Neale said he initially voted in that manner to buy himself some time to do his homework, and he came to support the bill after Department of Public Works Director Rob Desmarais told him how much money it would take to repair all the roads and sidewalks in Amesbury that need fixing.
Neale said his view was that Amesbury should be taking advantage of every possible revenue stream separate from property taxes to help tackle that problem, particularly one that targets discretionary spending while drawing money from non-Amesbury residents as well. He added that he doesn’t believe a 75-cent tax on a $100 bill would stop anybody from going out to eat in the city.
“I’m for getting as much money from other people to help us, I’m for a less aggressive tax, and I’m for trying to get a handle on our $50 million problem,” Neale said.

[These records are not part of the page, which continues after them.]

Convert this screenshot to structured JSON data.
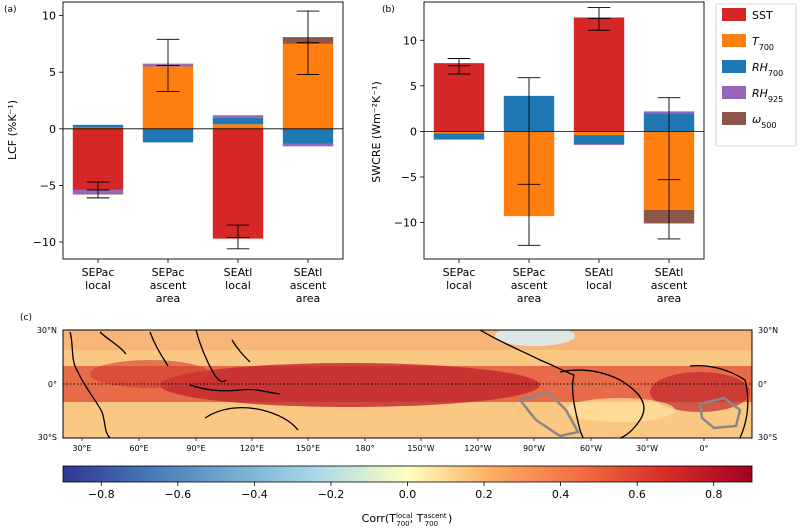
{
  "colors": {
    "sst": "#d62728",
    "t700": "#ff7f0e",
    "rh700": "#1f77b4",
    "rh925": "#9467bd",
    "omega500": "#8c564b"
  },
  "legend": {
    "placement": "outside-right",
    "entries": [
      {
        "key": "sst",
        "base": "SST",
        "sub": ""
      },
      {
        "key": "t700",
        "base": "T",
        "sub": "700"
      },
      {
        "key": "rh700",
        "base": "RH",
        "sub": "700"
      },
      {
        "key": "rh925",
        "base": "RH",
        "sub": "925"
      },
      {
        "key": "omega500",
        "base": "ω",
        "sub": "500"
      }
    ]
  },
  "chart_data": [
    {
      "panel": "(a)",
      "type": "bar",
      "stacked": true,
      "ylabel": "LCF (%K⁻¹)",
      "ylim": [
        -11.5,
        11.2
      ],
      "yticks": [
        -10,
        -5,
        0,
        5,
        10
      ],
      "categories": [
        [
          "SEPac",
          "local"
        ],
        [
          "SEPac",
          "ascent",
          "area"
        ],
        [
          "SEAtl",
          "local"
        ],
        [
          "SEAtl",
          "ascent",
          "area"
        ]
      ],
      "series": [
        {
          "key": "sst",
          "name": "SST",
          "values": [
            -5.4,
            0.0,
            -9.7,
            0.0
          ]
        },
        {
          "key": "t700",
          "name": "T700",
          "values": [
            0.1,
            5.5,
            0.4,
            7.5
          ]
        },
        {
          "key": "rh700",
          "name": "RH700",
          "values": [
            0.25,
            -1.2,
            0.55,
            -1.3
          ]
        },
        {
          "key": "rh925",
          "name": "RH925",
          "values": [
            -0.3,
            0.2,
            0.25,
            -0.25
          ]
        },
        {
          "key": "omega500",
          "name": "ω500",
          "values": [
            -0.1,
            0.05,
            0.0,
            0.6
          ]
        }
      ],
      "error_bars": [
        {
          "center": -5.4,
          "low": -6.1,
          "high": -4.7
        },
        {
          "center": 5.6,
          "low": 3.3,
          "high": 7.9
        },
        {
          "center": -9.6,
          "low": -10.6,
          "high": -8.5
        },
        {
          "center": 7.6,
          "low": 4.8,
          "high": 10.4
        }
      ],
      "zero_line": true
    },
    {
      "panel": "(b)",
      "type": "bar",
      "stacked": true,
      "ylabel": "SWCRE (Wm⁻²K⁻¹)",
      "ylim": [
        -14.0,
        14.2
      ],
      "yticks": [
        -10,
        -5,
        0,
        5,
        10
      ],
      "categories": [
        [
          "SEPac",
          "local"
        ],
        [
          "SEPac",
          "ascent",
          "area"
        ],
        [
          "SEAtl",
          "local"
        ],
        [
          "SEAtl",
          "ascent",
          "area"
        ]
      ],
      "series": [
        {
          "key": "sst",
          "name": "SST",
          "values": [
            7.4,
            0.0,
            12.5,
            0.0
          ]
        },
        {
          "key": "t700",
          "name": "T700",
          "values": [
            -0.2,
            -9.3,
            -0.4,
            -8.6
          ]
        },
        {
          "key": "rh700",
          "name": "RH700",
          "values": [
            -0.7,
            3.9,
            -1.0,
            2.0
          ]
        },
        {
          "key": "rh925",
          "name": "RH925",
          "values": [
            0.0,
            0.0,
            -0.1,
            0.2
          ]
        },
        {
          "key": "omega500",
          "name": "ω500",
          "values": [
            0.1,
            0.0,
            0.0,
            -1.5
          ]
        }
      ],
      "error_bars": [
        {
          "center": 7.2,
          "low": 6.3,
          "high": 8.0
        },
        {
          "center": -5.8,
          "low": -12.5,
          "high": 5.9
        },
        {
          "center": 12.4,
          "low": 11.1,
          "high": 13.6
        },
        {
          "center": -5.3,
          "low": -11.8,
          "high": 3.7
        }
      ],
      "zero_line": true
    },
    {
      "panel": "(c)",
      "type": "heatmap",
      "xticks": [
        "30°E",
        "60°E",
        "90°E",
        "120°E",
        "150°E",
        "180°",
        "150°W",
        "120°W",
        "90°W",
        "60°W",
        "30°W",
        "0°"
      ],
      "ytick_labels": [
        "30°N",
        "0°",
        "30°S"
      ],
      "colorbar": {
        "range": [
          -0.9,
          0.9
        ],
        "ticks": [
          -0.8,
          -0.6,
          -0.4,
          -0.2,
          0.0,
          0.2,
          0.4,
          0.6,
          0.8
        ],
        "tick_labels": [
          "−0.8",
          "−0.6",
          "−0.4",
          "−0.2",
          "0.0",
          "0.2",
          "0.4",
          "0.6",
          "0.8"
        ],
        "label_prefix": "Corr(",
        "label_t1_sup": "local",
        "label_t2_sup": "ascent",
        "label_t_base": "T",
        "label_t_sub": "700",
        "label_sep": ", ",
        "label_suffix": ")"
      }
    }
  ]
}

For some of the councilors who opposed the measure, the idea that the new tax would “only” add a few cents to most bills didn’t make any difference. They argued that Amesbury residents are overtaxed, and the council shouldn’t be approving any additional taxes, even small ones.
“I look at Amesbury in a similar way that many of us do in that it’s a community where many of us have grown up here, so it’s not very uppity,” Kimball said. “I know it’s only 75 cents on a $100 bill, but principally it doesn’t sit well for me.”
Regardless, by approving the measure, Amesbury becomes the 18th community in Essex County to adopt the local meals tax, joining Newburyport, Haverhill, Ipswich and others. The new tax will also remain lower than the 9 percent state meals tax that New Hampshire charges, meaning Amesbury restaurants will retain a competitive advantage over establishments in Seabrook and Hampton.